McDonald's Mighty Wings Problem: What is Going On at HQ?

The restaurant business is dynamic and ever changeable. You can never tell what consumers will do.

But the depth of the recent Might Wings product problem at McDonald's is surprising. That chain invented chain restaurant systems and processes in the 1950s and 1960s. With McDonald's sheer number of test market routines, consumer research, marketing councils, highly paid ad agencies, new product  development staff, daily product mix polling, supply chain staff, sophisticated contracting tools and contract bargaining ability that just about every vendor would want to be part of, ten million pounds or 20 percent of Mighty Wings product overstock is way too much.  

Bloomberg notes that McDonald's will now simply discount the product. It notes that the spiciness of the Mighty Wings should have been talked about and worked out earlier before its original launch. Yes. But in an 89% (US) franchised company-- it is franchisees who pay in the end. The fix isn't as easy as the words given to the media indicate.


Franchisees suffer losses

When senior management of a publicly traded franchisor - or any franchisor - is pressured to innovate to outperform the market, Franchisees typically suffer.  It happens to too many systems far too often.

As long as senior management is seen to be attempting innovative ways to increase sales/profits, shareholders will continue to reward management with potential bonuses or security.  If failed innovation results in losses for Franchisees only, management will continue to try "everything and anything" to increase corporate sales/profits (understanding that sometimes increased sales from innovation leads to decreased profits for Franchisees).

Senior management of a franchisor could engage Franchisees to work together on finding mutually beneficial solutions, but because of self-interest, that tends not to happen.  This is another example of why Franchisees in any system should consider pre-emptive discussions and action to advocate for their interests.

Wings discount eats into zee profits

A surplus of Mighty Wings may have to be discounted in order to be sold, which in turn eats into McDonald's zees' profits.  Adage reports this:

"The question is, what's more precious, advertising dollars needed to grow sales or the wings McDonald's has on inventory?" said Richard Adams, a former McDonald's franchisee and current franchise consultant. "McDonald's corporate develops the product and tells the suppliers how much to produce -- it's all on them. Franchisees appear to be saying, 'If you like your Mighty Wings, you can keep your Mighty Wings.'"


This is the kind of thing that happens when the franchisor has total and arbitrary control of their franchisees.

Gloom & Doom is Back With Wings

Leaders lead and McDonald's must continue to push the envelope or they will end up like a Darden concept.. The easiest armchair consulting quarterbacking is jumping on the bandwagon of those who tell you of a miss step. Looking back is not so hard from a rocking chair.

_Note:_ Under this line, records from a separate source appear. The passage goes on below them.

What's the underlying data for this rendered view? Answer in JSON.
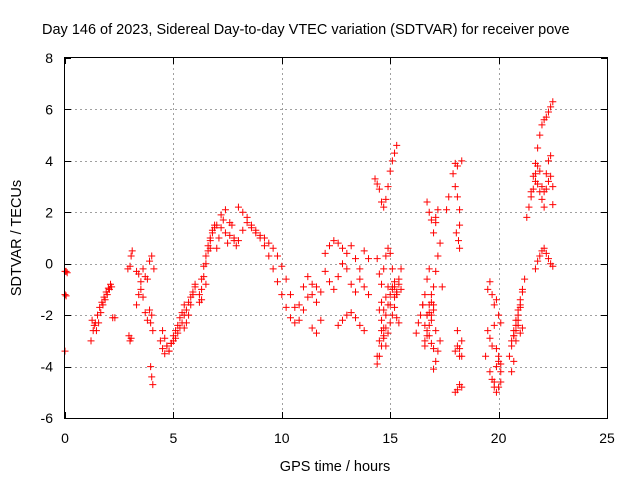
{
  "chart_data": {
    "type": "scatter",
    "title": "Day 146 of 2023, Sidereal Day-to-day VTEC variation (SDTVAR) for receiver pove",
    "xlabel": "GPS time / hours",
    "ylabel": "SDTVAR / TECUs",
    "xlim": [
      0,
      25
    ],
    "ylim": [
      -6,
      8
    ],
    "xticks": [
      0,
      5,
      10,
      15,
      20,
      25
    ],
    "yticks": [
      -6,
      -4,
      -2,
      0,
      2,
      4,
      6,
      8
    ],
    "xtick_labels": [
      "0",
      "5",
      "10",
      "15",
      "20",
      "25"
    ],
    "ytick_labels": [
      "-6",
      "-4",
      "-2",
      "0",
      "2",
      "4",
      "6",
      "8"
    ],
    "grid": true,
    "marker": "+",
    "series_color": "#ff0000",
    "series": [
      {
        "name": "SDTVAR",
        "x": [
          0.0,
          0.05,
          0.1,
          0.0,
          0.05,
          0.0,
          1.2,
          1.3,
          1.4,
          1.5,
          1.6,
          1.7,
          1.8,
          1.9,
          2.0,
          2.1,
          2.2,
          1.25,
          1.35,
          1.45,
          1.55,
          1.65,
          1.75,
          1.85,
          1.95,
          2.05,
          2.15,
          2.3,
          2.9,
          3.0,
          3.05,
          3.1,
          2.95,
          3.0,
          3.05,
          3.3,
          3.4,
          3.5,
          3.6,
          3.7,
          3.8,
          3.3,
          3.4,
          3.5,
          3.6,
          3.7,
          3.8,
          3.9,
          3.95,
          4.0,
          4.05,
          3.95,
          4.0,
          4.05,
          3.9,
          4.0,
          4.1,
          4.4,
          4.5,
          4.6,
          4.7,
          4.8,
          4.9,
          5.0,
          5.1,
          5.2,
          5.3,
          5.4,
          5.5,
          4.5,
          4.6,
          4.7,
          4.8,
          4.9,
          5.0,
          5.1,
          5.2,
          5.3,
          5.4,
          5.5,
          5.6,
          5.7,
          5.8,
          5.9,
          6.0,
          5.5,
          5.6,
          5.7,
          5.8,
          5.9,
          6.0,
          6.2,
          6.3,
          6.4,
          6.5,
          6.6,
          6.7,
          6.8,
          6.9,
          6.2,
          6.3,
          6.4,
          6.5,
          6.6,
          6.7,
          6.8,
          6.9,
          6.3,
          6.5,
          6.7,
          7.0,
          7.1,
          7.2,
          7.3,
          7.4,
          7.5,
          7.6,
          7.7,
          7.8,
          7.9,
          7.0,
          7.2,
          7.4,
          7.6,
          7.8,
          8.0,
          8.2,
          8.4,
          8.6,
          8.8,
          9.0,
          9.2,
          9.4,
          9.6,
          9.8,
          10.0,
          10.2,
          10.4,
          10.6,
          8.0,
          8.2,
          8.4,
          8.6,
          8.8,
          9.0,
          9.2,
          9.4,
          9.6,
          9.8,
          10.0,
          10.2,
          10.4,
          10.6,
          10.8,
          11.0,
          11.2,
          11.4,
          11.6,
          11.8,
          10.8,
          11.0,
          11.2,
          11.4,
          11.6,
          12.0,
          12.2,
          12.4,
          12.6,
          12.8,
          13.0,
          13.2,
          13.4,
          13.6,
          13.8,
          14.0,
          12.0,
          12.2,
          12.4,
          12.6,
          12.8,
          13.0,
          13.2,
          13.4,
          13.6,
          13.8,
          14.0,
          12.6,
          12.8,
          13.0,
          13.2,
          13.4,
          13.6,
          13.8,
          11.4,
          11.6,
          11.8,
          14.3,
          14.4,
          14.5,
          14.6,
          14.7,
          14.8,
          14.9,
          15.0,
          15.1,
          15.2,
          15.3,
          14.4,
          14.5,
          14.6,
          14.7,
          14.8,
          14.9,
          15.0,
          15.1,
          15.2,
          15.3,
          14.6,
          14.7,
          14.8,
          14.9,
          15.0,
          15.1,
          15.2,
          15.3,
          15.4,
          15.5,
          14.5,
          14.6,
          14.7,
          14.8,
          14.9,
          15.0,
          15.1,
          15.2,
          15.3,
          15.4,
          15.5,
          14.4,
          14.5,
          14.6,
          14.7,
          14.8,
          14.9,
          15.0,
          15.1,
          15.2,
          15.3,
          15.4,
          14.4,
          14.5,
          14.6,
          14.7,
          14.8,
          16.2,
          16.3,
          16.4,
          16.5,
          16.6,
          16.7,
          16.8,
          16.9,
          17.0,
          17.1,
          16.5,
          16.6,
          16.7,
          16.8,
          16.9,
          17.0,
          16.6,
          16.7,
          16.8,
          16.9,
          17.0,
          17.1,
          17.2,
          17.3,
          17.4,
          16.7,
          16.8,
          16.9,
          17.0,
          17.1,
          17.2,
          16.7,
          16.8,
          16.9,
          17.0,
          17.1,
          17.2,
          17.3,
          16.6,
          16.7,
          16.8,
          16.9,
          17.0,
          17.1,
          17.6,
          17.7,
          18.0,
          18.1,
          18.2,
          18.05,
          18.15,
          18.2,
          18.3,
          17.9,
          18.0,
          18.1,
          18.2,
          18.3,
          18.0,
          18.1,
          18.2,
          18.3,
          18.0,
          18.1,
          18.2,
          18.3,
          18.1,
          18.2,
          19.4,
          19.5,
          19.6,
          19.7,
          19.8,
          19.9,
          20.0,
          20.1,
          19.5,
          19.6,
          19.7,
          19.8,
          19.9,
          20.0,
          20.1,
          19.6,
          19.7,
          19.8,
          19.9,
          20.0,
          20.1,
          19.8,
          19.9,
          20.0,
          20.1,
          20.6,
          20.7,
          20.8,
          20.9,
          21.0,
          21.1,
          21.2,
          20.5,
          20.6,
          20.7,
          20.8,
          20.9,
          21.0,
          21.1,
          20.7,
          20.8,
          20.9,
          21.0,
          20.6,
          20.7,
          20.8,
          20.9,
          21.0,
          21.1,
          21.3,
          21.4,
          21.5,
          21.6,
          21.7,
          21.8,
          21.9,
          22.0,
          22.1,
          22.2,
          22.3,
          22.4,
          22.5,
          21.5,
          21.6,
          21.7,
          21.8,
          21.9,
          22.0,
          22.1,
          22.2,
          22.3,
          22.4,
          22.5,
          21.7,
          21.8,
          21.9,
          22.0,
          22.1,
          22.2,
          22.3,
          22.4,
          22.5,
          21.7,
          21.8,
          21.9,
          22.0,
          22.1,
          22.2,
          22.3,
          22.4,
          22.5
        ],
        "y": [
          -0.3,
          -0.3,
          -0.35,
          -1.2,
          -1.25,
          -3.4,
          -3.0,
          -2.6,
          -2.3,
          -2.0,
          -1.7,
          -1.5,
          -1.3,
          -1.1,
          -0.95,
          -0.8,
          -2.1,
          -2.2,
          -2.4,
          -2.6,
          -2.3,
          -1.9,
          -1.6,
          -1.4,
          -1.2,
          -1.0,
          -0.9,
          -2.1,
          -0.2,
          -0.1,
          0.3,
          0.5,
          -2.8,
          -3.0,
          -2.9,
          -0.3,
          -0.4,
          -0.7,
          -0.2,
          -0.5,
          -0.6,
          -1.6,
          -1.2,
          -1.0,
          -1.3,
          -1.9,
          -2.2,
          -1.8,
          -4.0,
          -4.4,
          -4.7,
          -2.3,
          -2.0,
          -2.6,
          0.1,
          0.3,
          -0.2,
          -3.0,
          -3.3,
          -3.5,
          -3.2,
          -3.4,
          -3.1,
          -2.8,
          -2.6,
          -2.4,
          -2.1,
          -1.9,
          -1.6,
          -2.6,
          -2.9,
          -3.2,
          -3.4,
          -3.1,
          -3.0,
          -2.9,
          -2.7,
          -2.5,
          -2.3,
          -2.0,
          -1.8,
          -1.5,
          -1.3,
          -1.1,
          -0.9,
          -2.5,
          -2.3,
          -2.0,
          -1.6,
          -1.2,
          -0.8,
          -1.5,
          -1.0,
          -0.5,
          0.0,
          0.5,
          0.9,
          1.2,
          1.4,
          -1.2,
          -0.6,
          -0.1,
          0.3,
          0.7,
          1.0,
          1.3,
          1.5,
          -1.4,
          -0.8,
          0.6,
          0.6,
          1.0,
          1.4,
          1.7,
          1.2,
          0.8,
          1.1,
          1.5,
          0.9,
          0.7,
          1.5,
          1.9,
          2.1,
          1.6,
          1.0,
          0.9,
          1.3,
          1.6,
          1.4,
          1.3,
          1.1,
          1.0,
          0.8,
          0.6,
          0.3,
          -0.1,
          -0.6,
          -1.2,
          -1.7,
          2.2,
          2.0,
          1.8,
          1.5,
          1.2,
          1.0,
          0.7,
          0.3,
          -0.2,
          -0.7,
          -1.2,
          -1.7,
          -2.1,
          -2.3,
          -2.2,
          -1.8,
          -1.3,
          -0.8,
          -0.9,
          -1.1,
          -1.6,
          -0.9,
          -0.5,
          -1.2,
          -1.5,
          0.4,
          0.7,
          0.9,
          0.8,
          0.6,
          0.4,
          0.7,
          0.2,
          -0.2,
          0.5,
          0.2,
          -0.3,
          -0.7,
          -1.0,
          -0.5,
          0.0,
          -0.2,
          -0.8,
          -1.1,
          -0.6,
          -0.9,
          -1.2,
          -2.4,
          -2.2,
          -2.0,
          -1.9,
          -2.1,
          -2.4,
          -2.6,
          -2.5,
          -2.7,
          -2.2,
          3.3,
          3.1,
          2.9,
          2.4,
          2.2,
          2.5,
          3.0,
          3.6,
          4.0,
          4.3,
          4.6,
          0.2,
          -0.4,
          -0.8,
          -0.2,
          0.3,
          0.6,
          0.4,
          -0.2,
          -0.9,
          -1.1,
          -1.5,
          -1.8,
          -1.3,
          -0.9,
          -1.6,
          -1.0,
          -0.7,
          -1.2,
          -0.6,
          -0.2,
          -1.8,
          -2.2,
          -2.5,
          -2.0,
          -1.6,
          -1.2,
          -0.9,
          -1.3,
          -1.1,
          -0.8,
          -1.0,
          -3.6,
          -3.0,
          -2.6,
          -2.9,
          -3.2,
          -2.7,
          -2.3,
          -2.0,
          -1.7,
          -2.1,
          -2.3,
          -3.9,
          -3.6,
          -3.2,
          -2.8,
          -2.5,
          -2.7,
          -2.3,
          -2.0,
          -1.6,
          -1.2,
          -2.0,
          -1.6,
          -2.2,
          -1.8,
          -2.6,
          -1.6,
          -2.4,
          -2.0,
          -2.8,
          -3.1,
          -3.3,
          -3.0,
          -2.6,
          -1.9,
          -1.5,
          -0.9,
          -0.3,
          0.3,
          0.8,
          -0.9,
          -0.6,
          -0.2,
          -1.2,
          1.2,
          1.6,
          2.1,
          2.4,
          2.0,
          1.7,
          -4.1,
          -3.8,
          -3.4,
          -3.0,
          -3.2,
          -2.8,
          -2.4,
          -2.0,
          -1.6,
          1.8,
          2.1,
          2.6,
          3.9,
          3.8,
          1.5,
          1.2,
          0.9,
          0.6,
          4.0,
          3.5,
          3.0,
          2.6,
          2.1,
          -4.8,
          -5.0,
          -4.9,
          -4.7,
          -3.6,
          -3.4,
          -3.2,
          -3.6,
          -3.0,
          -2.6,
          -3.3,
          -3.6,
          -1.0,
          -0.7,
          -1.2,
          -1.6,
          -1.4,
          -2.0,
          -2.3,
          -2.6,
          -2.9,
          -3.2,
          -2.4,
          -3.3,
          -3.6,
          -3.9,
          -4.2,
          -4.5,
          -4.8,
          -4.0,
          -3.8,
          -4.2,
          -4.6,
          -5.0,
          -4.8,
          -4.6,
          -4.2,
          -3.8,
          -3.0,
          -2.2,
          -1.6,
          -1.0,
          -0.6,
          -3.6,
          -3.2,
          -2.6,
          -2.2,
          -1.8,
          -1.4,
          -1.1,
          -2.8,
          -2.4,
          -2.0,
          -1.7,
          -3.0,
          -2.8,
          -2.6,
          -2.4,
          -2.7,
          -2.5,
          1.8,
          2.2,
          2.8,
          3.4,
          3.9,
          4.5,
          5.0,
          5.4,
          5.6,
          5.7,
          5.9,
          6.1,
          6.3,
          2.6,
          2.9,
          3.2,
          3.1,
          2.8,
          2.5,
          2.2,
          2.9,
          3.2,
          3.4,
          3.0,
          3.5,
          3.8,
          3.6,
          3.0,
          2.8,
          3.5,
          4.0,
          4.2,
          2.3,
          -0.2,
          0.1,
          0.3,
          0.5,
          0.6,
          0.4,
          0.2,
          0.0,
          -0.1
        ]
      }
    ]
  }
}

Give McDonald's credit for extending it's menu product categories.

McDonald's losing its mojo is big news

Yes, but you miss the point. McDonald's has been a leader of the pack but it has made stumble after stumble in a race that would have been easy for it in the past. The Wings thing is the latest sign of many that McDonald's has been losing its mojo.

That's a big thing. McDonald's isn't supposed to be Wendy's or Burger King.

Very Few Big Mac's

No one missed the point but the author. There is only one Big Mac after 30+years. Few LTO's provide long term lift. The previous visitor was right. Leading means pushing the menu limits, which is at times more important than doing nothing or copying others like Burger King or Wendy's.

Big Mac Writer Misses the Point

This McDonalds issue is not about Big Macs (yes, Burger King and Carl's have copied the Big Mac). It's about an industry leader that isn't leading and managing the new product process properly.

Restaurants must innovate and test, but the point of testing is to learn and fix issues before they debut nationally.